The installation includes historic architectural models, as well as reprints of photographs and archival documents from 1958, prior to the revolution, overlaid with more recent photographs and newspaper clippings to show how the varied interpretations of the building played out through the century. The extensive archival research took Gower more than two and half years.
This combination of artistry and academic study was what first attracted Neubauer Collegium curator Jacob Proctor.
“I was really impressed not only by the research itself, which, speaking as an art historian, I could see was done at a very high level, but also by the incredible sophistication of its visual manifestation and presentation—a combination of formal and conceptual rigor that exemplifies a kind of artistic research that I have tried to champion through the Collegium’s exhibition program,” Proctor said.
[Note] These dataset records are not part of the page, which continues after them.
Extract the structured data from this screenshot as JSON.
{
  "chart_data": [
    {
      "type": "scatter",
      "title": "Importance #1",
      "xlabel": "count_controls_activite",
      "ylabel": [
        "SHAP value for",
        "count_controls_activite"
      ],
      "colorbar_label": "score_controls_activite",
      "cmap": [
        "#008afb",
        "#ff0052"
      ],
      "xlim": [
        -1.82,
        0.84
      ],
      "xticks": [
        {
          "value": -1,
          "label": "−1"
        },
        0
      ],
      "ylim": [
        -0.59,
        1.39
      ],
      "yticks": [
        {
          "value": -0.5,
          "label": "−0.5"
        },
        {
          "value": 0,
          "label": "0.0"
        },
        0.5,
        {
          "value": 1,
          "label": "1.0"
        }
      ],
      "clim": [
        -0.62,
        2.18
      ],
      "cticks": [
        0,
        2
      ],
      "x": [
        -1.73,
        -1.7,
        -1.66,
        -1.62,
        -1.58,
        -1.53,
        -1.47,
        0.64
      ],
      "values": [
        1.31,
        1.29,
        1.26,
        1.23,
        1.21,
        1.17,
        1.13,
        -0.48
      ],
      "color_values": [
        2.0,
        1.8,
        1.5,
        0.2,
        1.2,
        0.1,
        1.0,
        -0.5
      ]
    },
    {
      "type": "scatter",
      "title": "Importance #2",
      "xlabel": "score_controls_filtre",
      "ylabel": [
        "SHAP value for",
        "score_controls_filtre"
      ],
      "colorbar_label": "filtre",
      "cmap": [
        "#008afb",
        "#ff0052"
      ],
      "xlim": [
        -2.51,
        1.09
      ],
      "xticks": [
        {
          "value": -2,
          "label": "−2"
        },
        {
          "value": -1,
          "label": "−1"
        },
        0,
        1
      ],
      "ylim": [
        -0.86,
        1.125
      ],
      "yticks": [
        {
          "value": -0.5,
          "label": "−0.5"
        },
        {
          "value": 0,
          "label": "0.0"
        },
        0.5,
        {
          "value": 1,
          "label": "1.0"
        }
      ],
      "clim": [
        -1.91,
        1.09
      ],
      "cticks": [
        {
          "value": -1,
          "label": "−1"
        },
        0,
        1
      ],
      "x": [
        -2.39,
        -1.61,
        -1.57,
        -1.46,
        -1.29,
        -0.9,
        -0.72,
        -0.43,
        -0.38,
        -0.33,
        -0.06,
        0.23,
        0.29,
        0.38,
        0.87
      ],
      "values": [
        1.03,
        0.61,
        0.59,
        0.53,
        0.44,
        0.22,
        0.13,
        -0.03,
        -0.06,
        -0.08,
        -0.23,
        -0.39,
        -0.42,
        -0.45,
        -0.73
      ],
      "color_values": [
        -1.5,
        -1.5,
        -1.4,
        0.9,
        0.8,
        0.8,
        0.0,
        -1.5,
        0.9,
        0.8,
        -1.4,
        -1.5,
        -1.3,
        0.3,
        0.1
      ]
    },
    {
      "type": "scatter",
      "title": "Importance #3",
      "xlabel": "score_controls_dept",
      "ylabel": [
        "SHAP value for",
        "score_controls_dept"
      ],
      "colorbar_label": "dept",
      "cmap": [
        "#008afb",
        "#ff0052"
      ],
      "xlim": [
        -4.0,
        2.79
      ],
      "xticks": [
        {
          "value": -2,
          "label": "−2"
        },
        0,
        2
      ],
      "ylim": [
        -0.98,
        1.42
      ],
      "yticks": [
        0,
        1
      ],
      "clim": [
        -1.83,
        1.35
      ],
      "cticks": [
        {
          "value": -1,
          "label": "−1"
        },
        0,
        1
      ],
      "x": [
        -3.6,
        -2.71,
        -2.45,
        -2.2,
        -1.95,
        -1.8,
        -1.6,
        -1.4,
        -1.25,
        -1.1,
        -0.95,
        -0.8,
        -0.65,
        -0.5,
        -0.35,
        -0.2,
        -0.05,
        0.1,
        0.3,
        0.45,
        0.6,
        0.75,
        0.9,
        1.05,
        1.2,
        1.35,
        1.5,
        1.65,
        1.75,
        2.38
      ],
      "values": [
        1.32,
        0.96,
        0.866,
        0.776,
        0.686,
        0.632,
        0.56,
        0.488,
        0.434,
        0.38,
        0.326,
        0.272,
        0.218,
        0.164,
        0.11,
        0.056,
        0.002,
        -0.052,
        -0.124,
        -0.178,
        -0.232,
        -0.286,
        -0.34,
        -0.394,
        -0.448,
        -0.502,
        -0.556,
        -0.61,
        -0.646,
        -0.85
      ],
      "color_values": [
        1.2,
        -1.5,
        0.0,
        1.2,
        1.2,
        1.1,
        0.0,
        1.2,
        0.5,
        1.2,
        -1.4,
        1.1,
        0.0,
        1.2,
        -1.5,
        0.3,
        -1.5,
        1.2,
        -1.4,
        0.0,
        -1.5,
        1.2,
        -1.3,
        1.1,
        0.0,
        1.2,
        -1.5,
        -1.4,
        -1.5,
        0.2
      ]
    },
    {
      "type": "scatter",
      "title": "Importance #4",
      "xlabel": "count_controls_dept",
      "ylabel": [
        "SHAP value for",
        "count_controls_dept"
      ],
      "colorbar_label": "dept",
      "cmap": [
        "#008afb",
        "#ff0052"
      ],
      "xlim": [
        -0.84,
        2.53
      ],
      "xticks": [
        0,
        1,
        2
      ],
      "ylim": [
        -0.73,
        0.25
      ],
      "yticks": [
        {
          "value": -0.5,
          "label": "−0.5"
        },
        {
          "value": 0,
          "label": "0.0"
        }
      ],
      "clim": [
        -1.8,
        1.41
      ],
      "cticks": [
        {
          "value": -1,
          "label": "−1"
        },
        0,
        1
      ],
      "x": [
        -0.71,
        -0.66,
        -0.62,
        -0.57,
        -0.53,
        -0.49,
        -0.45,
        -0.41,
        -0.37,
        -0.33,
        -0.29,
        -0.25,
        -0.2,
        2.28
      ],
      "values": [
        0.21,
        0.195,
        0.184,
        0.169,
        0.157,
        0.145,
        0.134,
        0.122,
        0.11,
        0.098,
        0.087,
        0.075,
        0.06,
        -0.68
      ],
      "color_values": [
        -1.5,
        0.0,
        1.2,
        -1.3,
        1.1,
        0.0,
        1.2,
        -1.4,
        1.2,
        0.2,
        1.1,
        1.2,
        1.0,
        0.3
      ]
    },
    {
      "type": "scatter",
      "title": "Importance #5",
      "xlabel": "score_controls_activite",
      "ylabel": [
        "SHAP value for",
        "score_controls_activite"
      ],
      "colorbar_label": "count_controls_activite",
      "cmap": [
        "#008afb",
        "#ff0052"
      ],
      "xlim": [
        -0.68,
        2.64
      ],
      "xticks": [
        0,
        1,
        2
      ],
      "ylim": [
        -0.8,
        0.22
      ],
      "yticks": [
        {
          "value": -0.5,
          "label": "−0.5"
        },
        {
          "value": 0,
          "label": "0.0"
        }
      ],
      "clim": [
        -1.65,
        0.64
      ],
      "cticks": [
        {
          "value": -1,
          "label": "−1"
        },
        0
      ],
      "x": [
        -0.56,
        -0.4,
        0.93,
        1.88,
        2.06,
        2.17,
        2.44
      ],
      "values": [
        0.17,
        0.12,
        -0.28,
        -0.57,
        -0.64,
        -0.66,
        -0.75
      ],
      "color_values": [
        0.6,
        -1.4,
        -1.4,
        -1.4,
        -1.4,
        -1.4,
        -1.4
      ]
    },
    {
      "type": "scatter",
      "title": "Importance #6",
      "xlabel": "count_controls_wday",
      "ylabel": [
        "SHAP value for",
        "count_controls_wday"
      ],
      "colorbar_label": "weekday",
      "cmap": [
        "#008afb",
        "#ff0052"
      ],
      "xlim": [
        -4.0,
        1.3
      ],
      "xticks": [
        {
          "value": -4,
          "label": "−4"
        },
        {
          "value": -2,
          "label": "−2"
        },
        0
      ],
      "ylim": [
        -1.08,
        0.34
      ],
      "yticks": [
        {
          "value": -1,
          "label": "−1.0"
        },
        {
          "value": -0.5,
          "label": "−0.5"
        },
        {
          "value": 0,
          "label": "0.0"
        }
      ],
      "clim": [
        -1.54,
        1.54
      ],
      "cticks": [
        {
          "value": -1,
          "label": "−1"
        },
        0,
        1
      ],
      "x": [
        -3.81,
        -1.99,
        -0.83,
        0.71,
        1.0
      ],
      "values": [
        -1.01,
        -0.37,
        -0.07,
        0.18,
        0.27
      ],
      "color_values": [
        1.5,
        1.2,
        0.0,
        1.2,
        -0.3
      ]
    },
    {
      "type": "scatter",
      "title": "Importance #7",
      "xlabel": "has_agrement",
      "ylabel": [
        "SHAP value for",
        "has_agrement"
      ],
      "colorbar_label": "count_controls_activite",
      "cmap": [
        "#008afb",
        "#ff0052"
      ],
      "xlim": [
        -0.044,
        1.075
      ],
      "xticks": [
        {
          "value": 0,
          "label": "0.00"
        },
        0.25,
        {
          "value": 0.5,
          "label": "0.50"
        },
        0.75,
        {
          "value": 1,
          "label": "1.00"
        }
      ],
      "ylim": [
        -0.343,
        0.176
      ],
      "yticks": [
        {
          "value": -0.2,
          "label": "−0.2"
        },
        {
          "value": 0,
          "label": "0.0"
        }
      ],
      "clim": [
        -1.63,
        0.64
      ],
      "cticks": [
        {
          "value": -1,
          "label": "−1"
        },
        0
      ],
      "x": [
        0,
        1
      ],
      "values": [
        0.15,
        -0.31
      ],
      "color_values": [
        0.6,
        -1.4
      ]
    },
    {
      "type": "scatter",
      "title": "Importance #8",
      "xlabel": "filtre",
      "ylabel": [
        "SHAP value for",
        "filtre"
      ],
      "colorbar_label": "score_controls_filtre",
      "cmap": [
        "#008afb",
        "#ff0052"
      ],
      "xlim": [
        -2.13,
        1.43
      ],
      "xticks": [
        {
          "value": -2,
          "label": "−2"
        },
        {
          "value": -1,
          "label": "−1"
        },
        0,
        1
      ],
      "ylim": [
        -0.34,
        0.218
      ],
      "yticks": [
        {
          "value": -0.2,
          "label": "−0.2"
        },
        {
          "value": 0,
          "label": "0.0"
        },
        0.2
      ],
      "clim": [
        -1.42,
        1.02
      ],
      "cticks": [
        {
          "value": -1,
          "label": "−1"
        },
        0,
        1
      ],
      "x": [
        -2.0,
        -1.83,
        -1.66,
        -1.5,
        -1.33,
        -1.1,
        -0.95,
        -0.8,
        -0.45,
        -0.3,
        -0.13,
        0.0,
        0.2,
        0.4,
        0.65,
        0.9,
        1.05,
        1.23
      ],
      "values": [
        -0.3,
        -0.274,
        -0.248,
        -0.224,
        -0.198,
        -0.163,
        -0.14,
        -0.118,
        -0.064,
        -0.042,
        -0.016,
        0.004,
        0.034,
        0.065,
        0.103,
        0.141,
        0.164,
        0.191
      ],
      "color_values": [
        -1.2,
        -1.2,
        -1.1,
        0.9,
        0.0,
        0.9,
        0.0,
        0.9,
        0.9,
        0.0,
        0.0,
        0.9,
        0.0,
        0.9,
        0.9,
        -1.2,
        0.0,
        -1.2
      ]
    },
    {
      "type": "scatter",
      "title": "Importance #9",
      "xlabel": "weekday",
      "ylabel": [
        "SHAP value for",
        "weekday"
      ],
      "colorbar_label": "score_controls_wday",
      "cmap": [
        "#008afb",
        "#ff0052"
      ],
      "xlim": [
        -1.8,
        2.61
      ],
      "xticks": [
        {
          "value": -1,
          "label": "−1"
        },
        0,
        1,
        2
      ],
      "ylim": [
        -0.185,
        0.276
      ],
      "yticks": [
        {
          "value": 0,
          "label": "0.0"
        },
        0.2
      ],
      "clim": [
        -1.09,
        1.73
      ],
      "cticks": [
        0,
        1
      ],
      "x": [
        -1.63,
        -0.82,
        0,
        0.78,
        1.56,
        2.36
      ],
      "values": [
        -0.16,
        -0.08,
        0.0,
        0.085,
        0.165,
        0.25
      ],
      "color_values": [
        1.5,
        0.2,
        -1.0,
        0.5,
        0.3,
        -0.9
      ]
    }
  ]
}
The centerpiece of the show is a massive one-to-one scale reproduction sculpture of the controversial balcony that was built off the ambassador’s office at the embassy, which a State Department inspector criticized for its “Mussolini-style.” Gower said that design choice became the perfect encapsulation of his project.
“The balcony is an open symbol,” Gower said. “It could be used by either camp for propaganda purposes. The architects were having fun and expressing themselves, but it meant something else to the State Department.”
Gower’s sculpture, which is placed outdoors on the Neubauer Collegium’s terrace, is made entirely from rebar, one of the few building materials available in abundance in Cuba, and thus also an artistic statement on the general scarcity of goods and materials in Cuba under the U.S. trade embargo.
Gower said he enjoys the research-based nature of his artistic practice, despite the challenges presented in finding archival documentation for these projects.
“I’m always looking for the designers’ initial intentions and how those changed,” Gower said. “It’s much like being a writer. You form an argument, but instead of producing a book you produce a sculpture.”
For his next project in the Case Study series, Gower has started research on the U.S. embassy in Tehran.